Farmers in West Africa have two sorts of rice at their disposal: Asian rice with high potential yields and African rice, which is better adapted to local conditions. Rice is self-pollinating, which means there is no cross-pollination as a rule. Yet there is still a 0.5% chance of cross-pollination occurring, says Dr. Edwin Nuijten from the Chair Group Technology and agrarian development (TAO), who is involved in the research. After enough generations, this cross-breeding leads to new plants. Farmers have kept aside seed from these new plants, sown them again and exchanged the seeds. Like this, varieties of this new rice type have quietly spread through the region.

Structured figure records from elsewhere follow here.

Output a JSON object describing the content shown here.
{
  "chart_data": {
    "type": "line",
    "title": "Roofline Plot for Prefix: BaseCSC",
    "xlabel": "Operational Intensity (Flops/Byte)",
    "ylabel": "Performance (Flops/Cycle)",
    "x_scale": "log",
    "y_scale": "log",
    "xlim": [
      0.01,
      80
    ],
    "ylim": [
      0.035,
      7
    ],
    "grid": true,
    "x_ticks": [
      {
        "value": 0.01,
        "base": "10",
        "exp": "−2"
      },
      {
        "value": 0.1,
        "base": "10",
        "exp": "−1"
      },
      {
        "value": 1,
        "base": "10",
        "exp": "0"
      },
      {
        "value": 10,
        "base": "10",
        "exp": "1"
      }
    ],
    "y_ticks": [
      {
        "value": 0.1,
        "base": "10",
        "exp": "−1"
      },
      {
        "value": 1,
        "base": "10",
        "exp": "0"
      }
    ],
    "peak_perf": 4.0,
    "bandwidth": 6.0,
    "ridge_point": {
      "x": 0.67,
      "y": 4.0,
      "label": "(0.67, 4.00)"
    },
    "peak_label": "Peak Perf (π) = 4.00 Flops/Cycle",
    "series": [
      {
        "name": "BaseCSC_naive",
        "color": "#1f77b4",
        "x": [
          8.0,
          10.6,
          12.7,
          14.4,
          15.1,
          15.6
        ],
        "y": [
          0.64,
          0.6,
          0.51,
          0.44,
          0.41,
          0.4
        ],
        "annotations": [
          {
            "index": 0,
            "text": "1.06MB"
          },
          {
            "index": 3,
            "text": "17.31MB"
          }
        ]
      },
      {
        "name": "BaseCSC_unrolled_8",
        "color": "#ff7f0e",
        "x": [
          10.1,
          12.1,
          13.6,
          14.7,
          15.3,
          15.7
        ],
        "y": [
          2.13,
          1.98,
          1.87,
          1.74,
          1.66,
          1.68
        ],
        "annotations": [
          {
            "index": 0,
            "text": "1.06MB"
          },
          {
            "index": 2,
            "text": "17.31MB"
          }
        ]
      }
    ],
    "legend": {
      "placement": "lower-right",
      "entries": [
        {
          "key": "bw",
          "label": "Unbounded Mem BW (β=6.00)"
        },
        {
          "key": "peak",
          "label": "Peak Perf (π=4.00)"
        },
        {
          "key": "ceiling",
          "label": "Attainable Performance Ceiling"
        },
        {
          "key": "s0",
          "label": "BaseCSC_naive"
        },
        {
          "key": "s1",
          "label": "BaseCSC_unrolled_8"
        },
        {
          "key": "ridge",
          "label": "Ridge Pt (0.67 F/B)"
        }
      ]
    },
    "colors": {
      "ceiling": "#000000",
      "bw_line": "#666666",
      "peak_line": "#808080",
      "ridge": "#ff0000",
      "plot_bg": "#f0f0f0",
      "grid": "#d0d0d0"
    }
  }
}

The Wageningen researchers used molecular techniques to show that the new hybrid was genetically different to African and Asian rice. The new type of rice gives fairly stable yields and has a short growing season, making it suitable for the short rainy season in Gambia and Senegal, says Nuijten. The hybrid is also well-adapted to the poor West African soils.
Nuijten and his colleagues found closely related varieties of this hybrid in Sierra Leone, Gambia, Guinee Bissau, Guinee Conakry and Senegal. He guesses that the hybrid has emerged spontaneously in several countries, leading to a group of hybrids with the same genetic basis. The researchers are still puzzling over a rice variety developed by farmers in Ghana and Togo, which differs not only from known Asian and African rice varieties, but also from the hybrids in the neighbouring countries. They have not yet managed to trace the starting material for this variety.
As well as TAO, the Plant Physiology chair group and the Netherlands Centre for Genetic Resources (CGN) are also involved in the research, financed by the NWO programme WOTRO, which supports scientific research on development issues. Policymakers and donors should pay more attention to knowledge development and exchange, according to the researchers, who talk of unsupervised learning. This is in contrast to supervised learning, in which plant breeders and scientists tell farmers what to do. ‘It is important to link research with farmers’ knowledge’, says Nuijten, ‘in order to get a better idea of what farmers need. For instance, we are now finding out from the farmers concerned whether we can improve these new rice varieties in any way, or whether we can help with the process of exchange.’